As a consequence, the coverage of paddy is lower in Jharkhand (3.86 lh vs 15.25 lh), Telangana (9.68 lh vs 13.07 lh), Uttar Pradesh (56.03 vs 59.04 lh), West Bengal (24.3 lh vs 35.53 lh), Andhra Pradesh (8.28 lh vs 11.12 lh), Bihar (26.27 lh vs 30.27 lh), Chhattisgarh (32.25 lh vs 33.68), Karnataka (4.23 lh vs 4.38 lh) and Madhya Pradesh (25.48 lh vs 29.94 lh).
13% jump in bajra area
In the case of Madhya Pradesh, Karnataka, Telangana and Andhra Pradesh, excess rainfall has resulted in the area being lower, while deficient rain is the reason for slack coverage in other States.

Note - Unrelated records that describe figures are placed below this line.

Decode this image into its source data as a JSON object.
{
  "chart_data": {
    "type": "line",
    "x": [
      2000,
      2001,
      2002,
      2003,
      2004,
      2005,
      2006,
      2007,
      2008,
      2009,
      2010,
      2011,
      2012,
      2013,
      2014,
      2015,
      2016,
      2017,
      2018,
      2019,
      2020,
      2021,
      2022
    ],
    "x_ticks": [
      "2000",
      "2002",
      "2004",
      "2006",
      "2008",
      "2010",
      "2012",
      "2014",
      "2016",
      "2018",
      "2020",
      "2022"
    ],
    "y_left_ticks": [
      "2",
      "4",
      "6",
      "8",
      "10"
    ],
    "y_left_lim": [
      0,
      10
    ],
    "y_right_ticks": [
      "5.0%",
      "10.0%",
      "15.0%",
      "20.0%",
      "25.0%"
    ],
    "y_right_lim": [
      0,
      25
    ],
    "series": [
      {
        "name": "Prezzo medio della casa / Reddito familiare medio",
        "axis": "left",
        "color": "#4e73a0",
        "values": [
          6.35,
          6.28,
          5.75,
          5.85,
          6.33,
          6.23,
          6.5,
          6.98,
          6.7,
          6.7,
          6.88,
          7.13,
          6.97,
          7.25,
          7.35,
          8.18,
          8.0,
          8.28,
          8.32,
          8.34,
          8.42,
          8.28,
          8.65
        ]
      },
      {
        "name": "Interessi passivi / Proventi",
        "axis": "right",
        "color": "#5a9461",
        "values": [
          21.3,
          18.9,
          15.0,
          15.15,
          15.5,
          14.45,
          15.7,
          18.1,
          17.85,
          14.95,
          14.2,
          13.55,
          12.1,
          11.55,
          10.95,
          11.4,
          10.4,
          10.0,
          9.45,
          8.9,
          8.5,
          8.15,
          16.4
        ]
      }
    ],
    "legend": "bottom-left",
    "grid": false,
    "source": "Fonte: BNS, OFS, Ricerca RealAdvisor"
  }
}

A 13.64 per cent jump in the acreage of bajra has helped coarse cereals sowing this year with the coverage in Rajasthan, in particular, increasing by over 8 lh. Uttar Pradesh has reported a marginal rise.

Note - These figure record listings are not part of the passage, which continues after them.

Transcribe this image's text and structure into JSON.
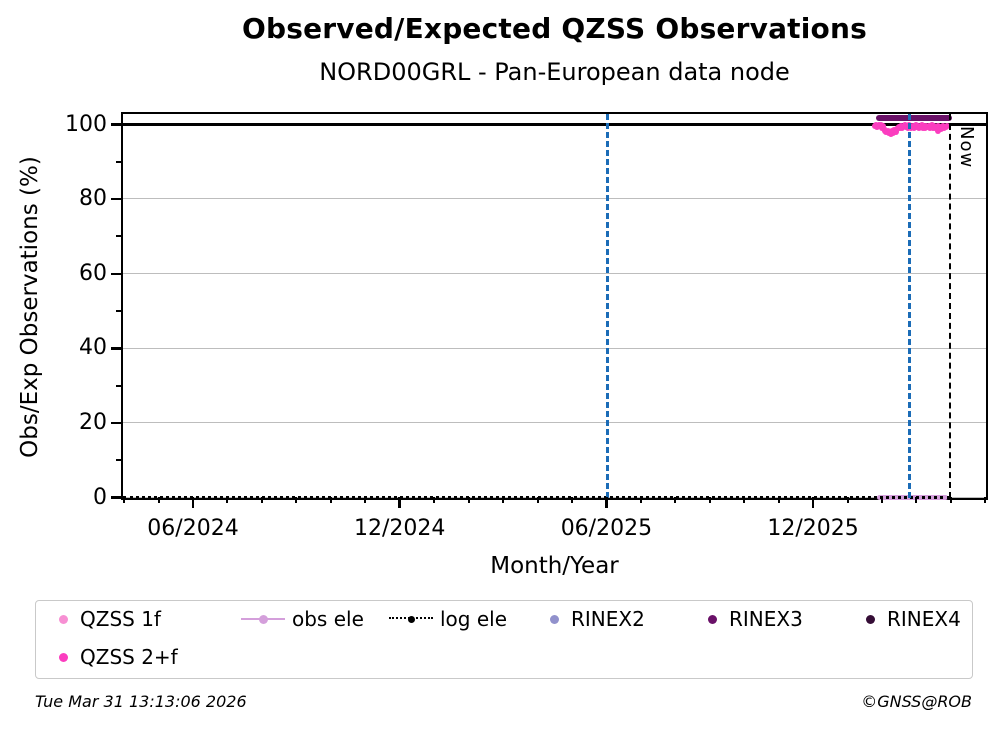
{
  "header": {
    "title": "Observed/Expected QZSS Observations",
    "subtitle": "NORD00GRL - Pan-European data node"
  },
  "footer": {
    "timestamp": "Tue Mar 31 13:13:06 2026",
    "copyright": "©GNSS@ROB"
  },
  "colors": {
    "qzss_1f": "#f78fd3",
    "qzss_2f": "#fb3dbf",
    "obs_ele": "#d49fdb",
    "log_ele": "#000000",
    "rinex2": "#9191cc",
    "rinex3": "#6a1168",
    "rinex4": "#350d36",
    "vline_blue": "#1b6cb7",
    "grid": "#bdbdbd"
  },
  "legend": {
    "items": [
      {
        "label": "QZSS 1f",
        "color": "#f78fd3",
        "marker": "dot"
      },
      {
        "label": "obs ele",
        "color": "#d49fdb",
        "marker": "dot-line"
      },
      {
        "label": "log ele",
        "color": "#000000",
        "marker": "dot-dotted-line"
      },
      {
        "label": "RINEX2",
        "color": "#9191cc",
        "marker": "dot"
      },
      {
        "label": "RINEX3",
        "color": "#6a1168",
        "marker": "dot"
      },
      {
        "label": "RINEX4",
        "color": "#350d36",
        "marker": "dot"
      },
      {
        "label": "QZSS 2+f",
        "color": "#fb3dbf",
        "marker": "dot"
      }
    ]
  },
  "chart_data": {
    "type": "scatter",
    "title": "Observed/Expected QZSS Observations",
    "subtitle": "NORD00GRL - Pan-European data node",
    "xlabel": "Month/Year",
    "ylabel": "Obs/Exp Observations (%)",
    "x_axis": {
      "unit": "months since 2024-06",
      "month_range": [
        -2.03,
        23.05
      ],
      "major_tick_months": [
        0,
        6,
        12,
        18
      ],
      "major_tick_labels": [
        "06/2024",
        "12/2024",
        "06/2025",
        "12/2025"
      ],
      "minor_tick_step_months": 1
    },
    "y_axis": {
      "major_ticks": [
        0,
        20,
        40,
        60,
        80,
        100
      ],
      "minor_ticks": [
        10,
        30,
        50,
        70,
        90
      ],
      "range": [
        -0.7,
        103.4
      ],
      "grid": true
    },
    "annotations": {
      "hline_100": {
        "value": 100,
        "color": "#000000",
        "line_width": 3
      },
      "now_label": "Now"
    },
    "vlines": [
      {
        "month": 12.05,
        "style": "dashed",
        "color": "#1b6cb7",
        "line_width": 3.5
      },
      {
        "month": 20.81,
        "style": "dashed",
        "color": "#1b6cb7",
        "line_width": 3.5
      },
      {
        "month": 21.97,
        "style": "dashed",
        "color": "#000000",
        "line_width": 2.5,
        "label": "Now"
      }
    ],
    "series": [
      {
        "name": "QZSS 2+f",
        "type": "scatter",
        "color": "#fb3dbf",
        "marker_size": 6,
        "points": [
          [
            19.8,
            99.6
          ],
          [
            19.833,
            99.9
          ],
          [
            19.866,
            99.3
          ],
          [
            19.899,
            100.0
          ],
          [
            19.932,
            99.5
          ],
          [
            19.965,
            99.8
          ],
          [
            19.998,
            99.1
          ],
          [
            20.031,
            99.6
          ],
          [
            20.064,
            98.9
          ],
          [
            20.097,
            98.4
          ],
          [
            20.13,
            97.9
          ],
          [
            20.163,
            98.2
          ],
          [
            20.196,
            97.7
          ],
          [
            20.229,
            98.0
          ],
          [
            20.262,
            97.6
          ],
          [
            20.295,
            98.3
          ],
          [
            20.328,
            97.8
          ],
          [
            20.361,
            98.5
          ],
          [
            20.394,
            98.1
          ],
          [
            20.427,
            98.7
          ],
          [
            20.46,
            99.0
          ],
          [
            20.493,
            99.4
          ],
          [
            20.526,
            99.2
          ],
          [
            20.559,
            99.7
          ],
          [
            20.592,
            99.0
          ],
          [
            20.625,
            99.5
          ],
          [
            20.658,
            99.9
          ],
          [
            20.691,
            99.3
          ],
          [
            20.724,
            99.6
          ],
          [
            20.757,
            99.1
          ],
          [
            20.79,
            99.8
          ],
          [
            20.823,
            99.4
          ],
          [
            20.856,
            99.0
          ],
          [
            20.889,
            99.7
          ],
          [
            20.922,
            99.2
          ],
          [
            20.955,
            99.5
          ],
          [
            20.988,
            99.9
          ],
          [
            21.021,
            99.3
          ],
          [
            21.054,
            99.6
          ],
          [
            21.087,
            99.0
          ],
          [
            21.12,
            99.4
          ],
          [
            21.153,
            99.8
          ],
          [
            21.186,
            99.2
          ],
          [
            21.219,
            99.5
          ],
          [
            21.252,
            99.0
          ],
          [
            21.285,
            99.7
          ],
          [
            21.318,
            99.3
          ],
          [
            21.351,
            99.6
          ],
          [
            21.384,
            99.1
          ],
          [
            21.417,
            99.4
          ],
          [
            21.45,
            99.8
          ],
          [
            21.483,
            99.2
          ],
          [
            21.516,
            99.5
          ],
          [
            21.549,
            99.0
          ],
          [
            21.582,
            99.3
          ],
          [
            21.615,
            99.6
          ],
          [
            21.63,
            98.2
          ],
          [
            21.648,
            99.1
          ],
          [
            21.681,
            99.4
          ],
          [
            21.714,
            98.9
          ],
          [
            21.747,
            99.2
          ],
          [
            21.78,
            99.5
          ],
          [
            21.813,
            99.0
          ],
          [
            21.846,
            99.3
          ],
          [
            21.879,
            99.6
          ]
        ]
      },
      {
        "name": "RINEX3",
        "type": "line",
        "color": "#6a1168",
        "line_width": 6,
        "points": [
          [
            19.82,
            101.9
          ],
          [
            22.03,
            101.9
          ]
        ]
      },
      {
        "name": "obs ele",
        "type": "line",
        "color": "#d49fdb",
        "line_width": 5,
        "points": [
          [
            19.85,
            0
          ],
          [
            21.93,
            0
          ]
        ]
      },
      {
        "name": "log ele",
        "type": "dotted_line",
        "color": "#000000",
        "line_width": 3,
        "points": [
          [
            -2.03,
            0
          ],
          [
            21.97,
            0
          ]
        ]
      }
    ]
  }
}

The area under jowar is down by 2.64 per cent at 12.91 lh, mainly in view of the acreage declining in Maharashtra and Uttar Pradesh. The sowing of maize has finally caught up with the reality of record-high prices currently in the market with sowing increasing in Maharashtra, Karnataka and Rajasthan.
Soya heads for record high
Among pulses, tur (arhar or pigeon pea) has shown a sharp drop of 11.67 per cent with the acreage slipping (42 lh vs 47.55 lh), while the area under urad has dipped a tad (34.19 lh vs 35.82 lh). Moong coverage is also down a tad.
In the oilseeds category, soyabean is heading for a record high acreage with 118.76 lh (117.93) being covered so far. Surprisingly, the area under the bean is down in Madhya Pradesh by 4 lh, while Maharashtra (up 4 lh), Karnataka and Rajasthan have more than made up for the drop.
However, oilseeds coverage has been dragged lower by groundnut sowing, which is down by 9.67 per cent at 42.87 lh compared with the year-ago period. The slippage is mainly on account of a drop in coverage in Gujarat (2.1 lh) and Karnataka (2 lh). Madhya Pradesh and Rajasthan have partially made up for the decline. The area under sunflower, sesame and castor has increased.
As expected, cotton coverage has gained on account of record high prices during the current season to September. So far, 123.08 lh have been brought under the natural fibre against 116.15 lh a year ago. Gujarat and Maharashtra have led the rise in cotton acreage this year, topping 25 lh and 41 lh respectively.
The area under jute and mesta is unchanged, while sugarcane acreage has increased to 52.50 lh as sugar mills have been able to clear the cane arrears without much delay this season to September.